RDFLib / rdflib

RDFLib is a Python library for working with RDF, a simple yet powerful language for representing information.
https://rdflib.readthedocs.org
BSD 3-Clause "New" or "Revised" License
2.14k stars 555 forks source link

Unusually high memory consumption in SPARQL query #2147

Closed karlb closed 3 weeks ago

karlb commented 1 year ago

I am having problems with queries being killed due to exceeding the available memory on my machine. I'm using rdflib-hdt to work on a 70MB HDT file and don't see how querying that file could reasonably use up more than 10GB of RAM memory. Is there a way to deal with such a situation other than just writing simpler queries? Any way as a user to find out where the problem comes from (in an SQL query plan I would look for things like large sort buffers)?

The query I'm using is

    SELECT ?lexentry ?other_form
    WHERE {
        ?lexentry a ontolex:LexicalEntry ;
                  ontolex:otherForm ?other_form .

        ?other_form ontolex:writtenRep ?other_written .
        OPTIONAL { ?lexentry lexinfo:partOfSpeech ?pos }

        OPTIONAL { ?other_form olia:hasMood ?mood }
        OPTIONAL { ?other_form olia:hasNumber ?number }
        OPTIONAL { ?other_form olia:hasPerson ?person }
        OPTIONAL { ?other_form olia:hasTense ?tense }
        OPTIONAL { ?other_form olia:hasVoice ?voice }

        OPTIONAL { ?other_form olia:hasCase ?case }
        OPTIONAL { ?other_form olia:hasInflectionType ?inflection }
        OPTIONAL { ?other_form olia:hasDefiniteness ?definiteness }
        OPTIONAL { ?other_form olia:hasGender ?gender }
    }

I can provide exact code and data to reproduce this, if it is of any help. I have executed the same query successfully on the same dataset in virtuoso.

Versions used:

Python 3.9.2
rdflib        6.2.0
rdflib-hdt    3.0

According to https://github.com/RDFLib/rdflib-hdt/issues/17#issuecomment-1296772401, the HDT-Store is unlikely to be the culprit.

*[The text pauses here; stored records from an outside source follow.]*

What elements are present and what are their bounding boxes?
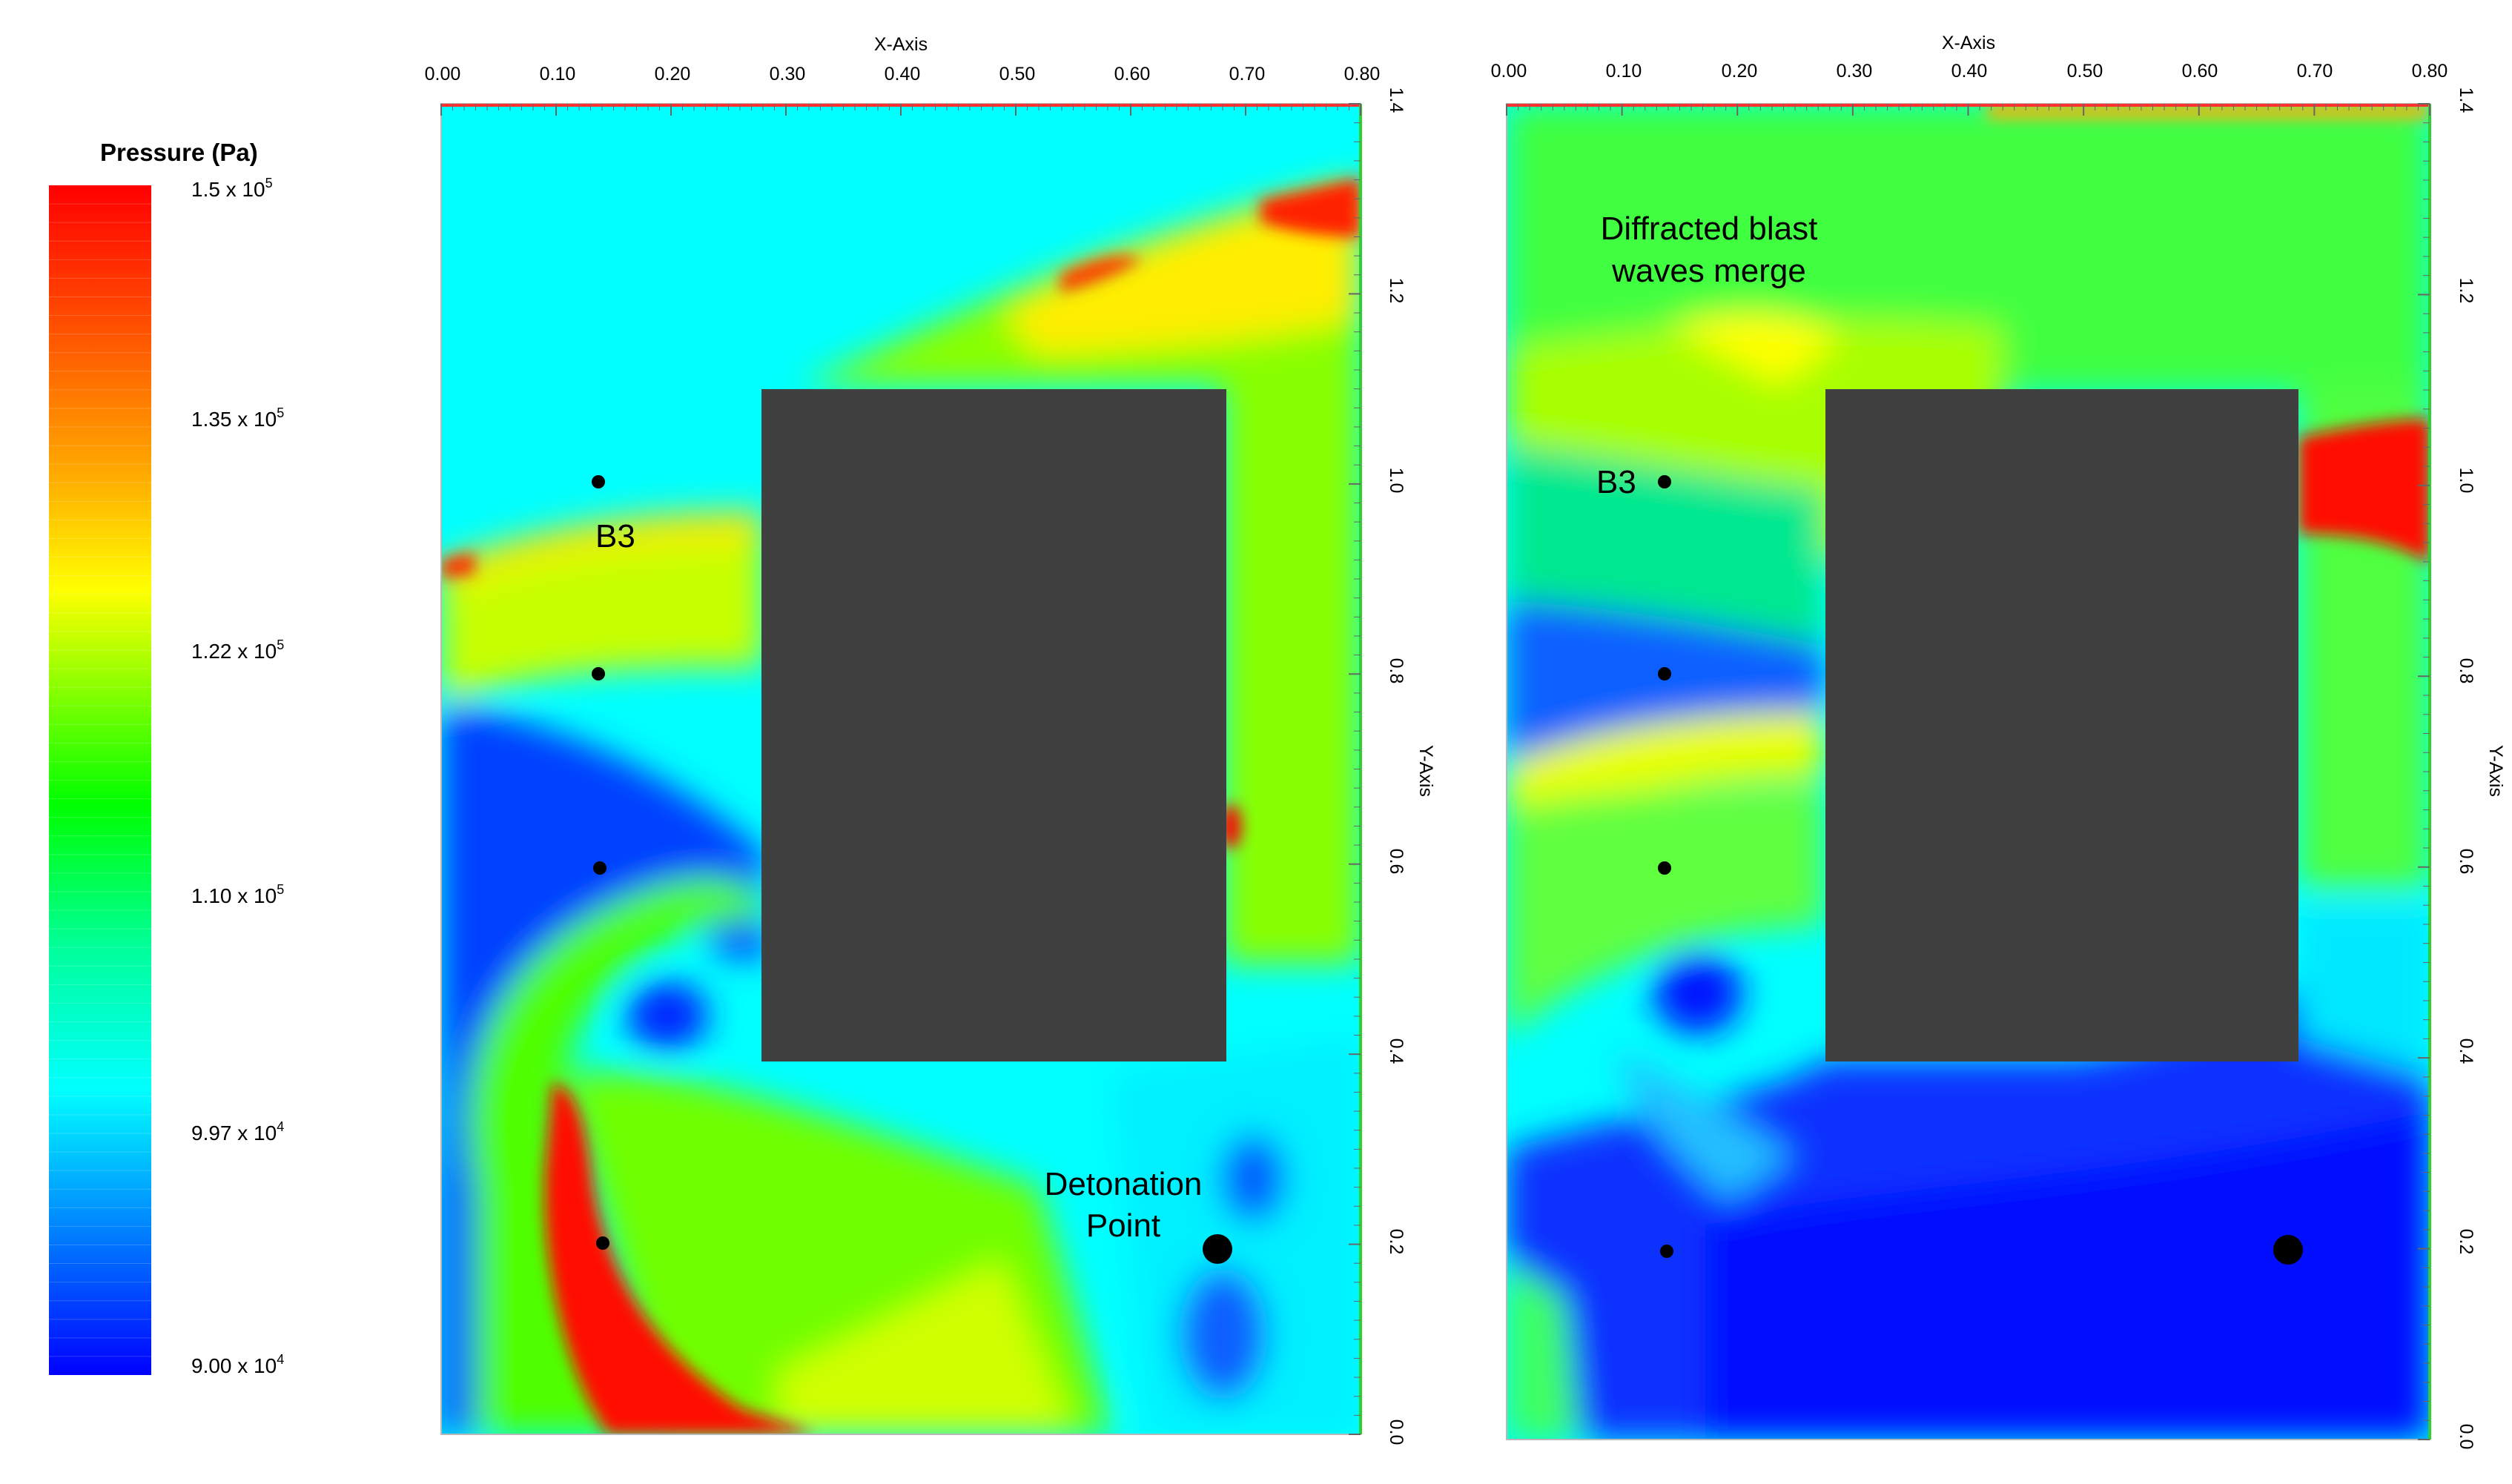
detonation-point-marker xyxy=(2273,1235,2303,1265)
left-y-axis-title: Y-Axis xyxy=(1415,745,1436,797)
y-tick-label: 0.8 xyxy=(1386,658,1407,684)
gauge-point xyxy=(1660,1245,1673,1258)
y-tick-label: 1.2 xyxy=(1386,278,1407,304)
x-tick-label: 0.10 xyxy=(540,64,576,85)
y-tick-label: 0.4 xyxy=(1386,1039,1407,1064)
x-tick-label: 0.10 xyxy=(1606,61,1642,82)
gauge-point xyxy=(593,861,606,875)
y-tick-label: 1.4 xyxy=(1386,87,1407,113)
right-x-axis-title: X-Axis xyxy=(1942,33,1995,53)
left-y-minor-ticks xyxy=(1349,103,1361,1435)
gauge-point xyxy=(1658,475,1671,488)
x-tick-label: 0.20 xyxy=(655,64,691,85)
colorbar-label: 9.00 x 104 xyxy=(191,1352,284,1377)
left-x-axis-title: X-Axis xyxy=(874,34,928,55)
x-tick-label: 0.80 xyxy=(2412,61,2448,82)
left-pressure-field xyxy=(441,104,1361,1434)
colorbar: Pressure (Pa) 1.5 x 105 1.35 x 105 1.22 … xyxy=(49,139,284,1377)
y-tick-label: 0.2 xyxy=(1386,1229,1407,1255)
colorbar-label: 1.10 x 105 xyxy=(191,882,284,907)
x-tick-label: 0.30 xyxy=(1837,61,1873,82)
y-tick-label: 0.6 xyxy=(1386,849,1407,875)
detonation-label: Point xyxy=(1086,1208,1160,1244)
gauge-point xyxy=(1658,861,1671,875)
x-tick-label: 0.00 xyxy=(1491,61,1527,82)
merge-annotation: Diffracted blast xyxy=(1601,211,1818,247)
y-tick-label: 1.4 xyxy=(2456,87,2476,113)
x-tick-label: 0.20 xyxy=(1722,61,1758,82)
gauge-label-b3: B3 xyxy=(595,518,635,554)
x-tick-label: 0.00 xyxy=(425,64,461,85)
right-contour-panel: X-Axis 0.00 0.10 0.20 0.30 0.40 0.50 0.6… xyxy=(1491,33,2506,1449)
x-tick-label: 0.70 xyxy=(2297,61,2333,82)
colorbar-label: 1.5 x 105 xyxy=(191,176,273,201)
x-tick-label: 0.40 xyxy=(1951,61,1988,82)
building-block xyxy=(1825,389,2298,1061)
x-tick-label: 0.70 xyxy=(1229,64,1266,85)
detonation-point-marker xyxy=(1203,1234,1232,1264)
left-contour-panel: X-Axis 0.00 0.10 0.20 0.30 0.40 0.50 0.6… xyxy=(425,34,1436,1445)
x-tick-label: 0.50 xyxy=(999,64,1036,85)
x-tick-label: 0.60 xyxy=(2182,61,2218,82)
gauge-point xyxy=(1658,667,1671,680)
x-tick-label: 0.80 xyxy=(1344,64,1381,85)
y-tick-label: 0.2 xyxy=(2456,1229,2476,1255)
detonation-label: Detonation xyxy=(1045,1166,1203,1202)
y-tick-label: 0.6 xyxy=(2456,849,2476,875)
gauge-point xyxy=(596,1236,609,1250)
colorbar-label: 1.22 x 105 xyxy=(191,637,284,663)
right-y-axis-title: Y-Axis xyxy=(2485,745,2506,797)
left-y-tick-labels: 1.4 1.2 1.0 0.8 0.6 0.4 0.2 0.0 xyxy=(1386,87,1407,1445)
building-block xyxy=(761,389,1226,1061)
merge-annotation: waves merge xyxy=(1611,253,1806,289)
left-x-minor-ticks xyxy=(440,104,1361,116)
right-y-minor-ticks xyxy=(2418,103,2430,1440)
gauge-point xyxy=(592,667,605,680)
y-tick-label: 1.2 xyxy=(2456,278,2476,304)
x-tick-label: 0.40 xyxy=(885,64,921,85)
right-y-tick-labels: 1.4 1.2 1.0 0.8 0.6 0.4 0.2 0.0 xyxy=(2456,87,2476,1450)
gauge-label-b3: B3 xyxy=(1596,464,1636,500)
x-tick-label: 0.30 xyxy=(770,64,806,85)
x-tick-label: 0.50 xyxy=(2067,61,2103,82)
left-x-tick-labels: 0.00 0.10 0.20 0.30 0.40 0.50 0.60 0.70 … xyxy=(425,64,1381,85)
right-pressure-field xyxy=(1507,104,2430,1440)
y-tick-label: 0.0 xyxy=(2456,1424,2476,1450)
colorbar-title: Pressure (Pa) xyxy=(100,139,258,166)
colorbar-label: 1.35 x 105 xyxy=(191,405,284,431)
colorbar-gradient xyxy=(49,185,151,1375)
right-x-minor-ticks xyxy=(1506,104,2430,116)
gauge-point xyxy=(592,475,605,488)
colorbar-bands xyxy=(49,203,151,1357)
right-x-tick-labels: 0.00 0.10 0.20 0.30 0.40 0.50 0.60 0.70 … xyxy=(1491,61,2448,82)
y-tick-label: 0.4 xyxy=(2456,1039,2476,1064)
y-tick-label: 0.8 xyxy=(2456,658,2476,684)
y-tick-label: 1.0 xyxy=(1386,468,1407,494)
x-tick-label: 0.60 xyxy=(1114,64,1151,85)
colorbar-label: 9.97 x 104 xyxy=(191,1119,284,1145)
y-tick-label: 1.0 xyxy=(2456,468,2476,494)
y-tick-label: 0.0 xyxy=(1386,1420,1407,1445)
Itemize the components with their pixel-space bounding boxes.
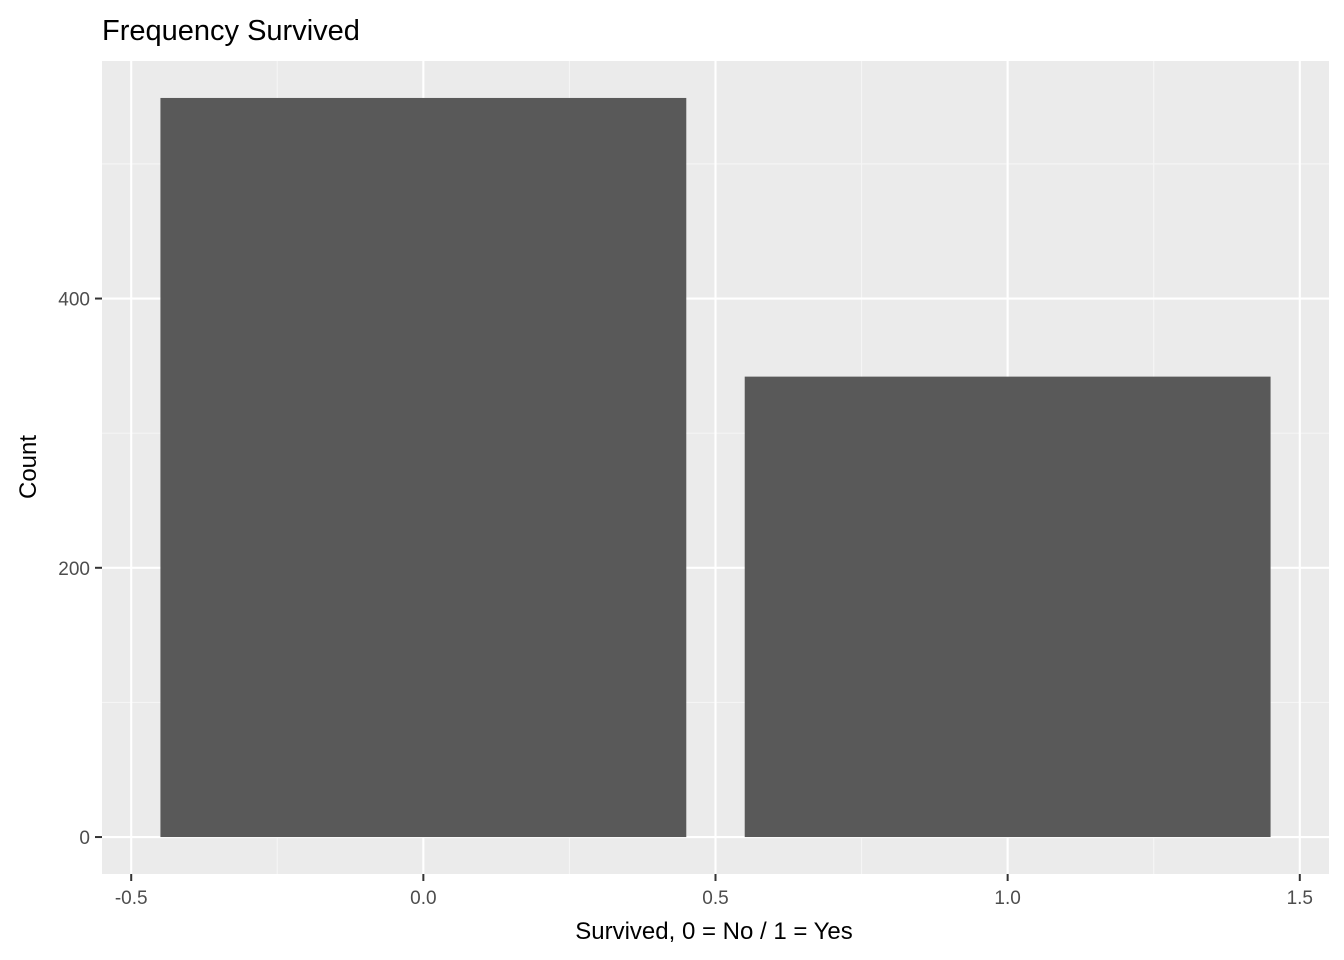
x-axis-title: Survived, 0 = No / 1 = Yes xyxy=(575,918,853,945)
y-axis: 0 200 400 xyxy=(58,290,102,849)
chart-title: Frequency Survived xyxy=(102,15,360,47)
x-tick-label: 0.5 xyxy=(702,888,728,909)
bars xyxy=(160,97,1271,838)
bar-survived-1 xyxy=(744,376,1271,838)
y-tick-label: 0 xyxy=(79,828,90,849)
y-tick-label: 400 xyxy=(58,290,90,311)
x-tick-label: 1.0 xyxy=(994,888,1020,909)
y-axis-title: Count xyxy=(15,435,42,499)
x-axis: -0.5 0.0 0.5 1.0 1.5 xyxy=(115,874,1313,909)
bar-survived-0 xyxy=(160,97,687,838)
x-tick-label: 1.5 xyxy=(1287,888,1313,909)
x-tick-label: -0.5 xyxy=(115,888,148,909)
x-tick-label: 0.0 xyxy=(410,888,436,909)
y-tick-label: 200 xyxy=(58,559,90,580)
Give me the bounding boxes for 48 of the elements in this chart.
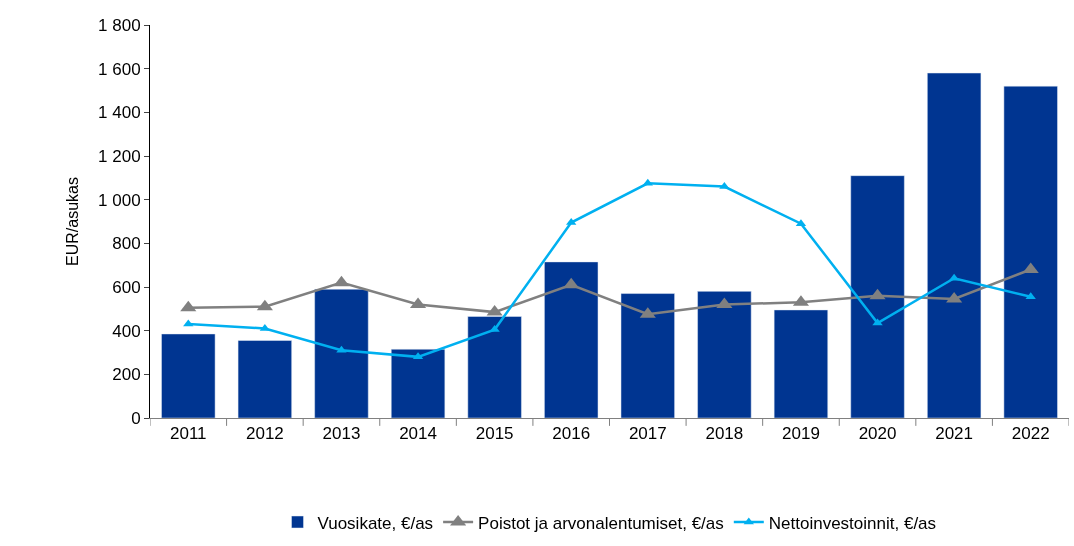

karlb commented 1 year ago

Any feedback on this would be welcome, even it if is something like "what you do is a bad idea, because ...", "queries with many optionals are expected to use much memory in our current implementation" or "looks like a bug, but I don't have the time to look into it".

aucampia commented 1 year ago

@karlb we likely won't get time to look into performance any time soon, but if you have time to look at it, please do. We are always happy for pull requests.

It may be that other stores than the default one work better.

alessio-locatelli commented 1 month ago

@karlb Is this still a problem? Can you show pip freeze output and show a small reproducible example that I can copy and run? Otherwise, please close the issue.

karlb commented 3 weeks ago

I'm currently lacking the right input files to reproduce my case. I've deleted them locally to save disk space and they are not offered for download at the moment. I'll give an update once that changes and reopen if the problem still persists.